Last September I posted an article about Sergeant First Class (SFC) Charles Martland, a Green Beret who was selected for an involuntary discharge through an Army force reduction program. SFC Martland has served honorably, having been awarded two Bronze Stars during his time in the Army. He was chosen for release because he was charged with assaulting an Afghan leader.
This is the story:
In 2011, Martland was nearing the end of his yearlong deployment in northern Afghanistan’s Kunduz province when he and an officer became outraged with the behavior of some local leaders they were responsible for developing as police commanders.
Martland and his detachment commander, Capt. Daniel Quinn, lost their tempers when one leader near their base kidnapped a boy for more than a week, chained him to a bed, raped the child and then assaulted the boy’s mother, Quinn said.

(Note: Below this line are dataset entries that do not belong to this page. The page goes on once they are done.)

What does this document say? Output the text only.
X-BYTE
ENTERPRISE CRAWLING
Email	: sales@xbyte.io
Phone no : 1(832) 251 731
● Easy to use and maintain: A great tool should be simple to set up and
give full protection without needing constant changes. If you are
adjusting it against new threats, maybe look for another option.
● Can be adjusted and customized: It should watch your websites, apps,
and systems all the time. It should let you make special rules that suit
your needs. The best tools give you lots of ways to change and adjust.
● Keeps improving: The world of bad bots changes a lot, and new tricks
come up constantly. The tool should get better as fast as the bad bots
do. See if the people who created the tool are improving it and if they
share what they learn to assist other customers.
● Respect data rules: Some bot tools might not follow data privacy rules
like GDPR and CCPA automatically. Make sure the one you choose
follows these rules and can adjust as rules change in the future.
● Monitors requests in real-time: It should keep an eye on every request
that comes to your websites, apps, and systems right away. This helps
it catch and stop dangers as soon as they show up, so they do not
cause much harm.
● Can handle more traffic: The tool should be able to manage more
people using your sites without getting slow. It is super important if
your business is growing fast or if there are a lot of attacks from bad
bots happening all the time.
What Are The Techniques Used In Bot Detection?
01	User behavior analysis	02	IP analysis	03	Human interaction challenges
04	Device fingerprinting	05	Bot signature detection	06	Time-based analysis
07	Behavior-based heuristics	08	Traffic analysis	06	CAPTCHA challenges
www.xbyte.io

The mother appealed to the Green Berets to help her son. Quinn said the soldiers brought the Afghan commander to their base and confronted him.
Quinn told The News Tribune that the Afghan admitted he had raped the boy. He angered the American soldiers by showing disregard for their concerns.
“He started laughing when we talked about what a big deal this was,” Quinn said.
Martland and Quinn proceeded to assault the Afghan. Accounts vary on how badly they hurt him.
The American Center for Law & Justice (ACLJ), which has been advocating for Sergeant First Class (SFC) Charles Martland – a decorated war hero facing expulsion from the army for defending a child, calls today’s decision by the U.S. Army to retain the Green Beret war hero a “significant victory” and that “justice has been served.”
SFC Martland faced expulsion from the Army for defending a child from sexual abuse and confronting an admitted sexual predator in Afghanistan. The ACLJ argued that his actions – stopping the perpetrator who was violating Afghan law and forcibly removing him from a U.S. military base – were heroic.
“The decision by the Army to retain this hero is long overdue and represents a significant victory for SFC Martland,” said Jay Sekulow, Chief Counsel of the ACLJ. “Justice has been served. The U.S. military has a moral obligation to stop child sexual abuse and exonerate SFC Martland for defending a child from rape. The Army finally took the corrective action needed and this is not only a victory for SFC Martland, but for the American people as well.”
Pedophilia is not an American value. We should strongly discourage its practice in any country that we do business with.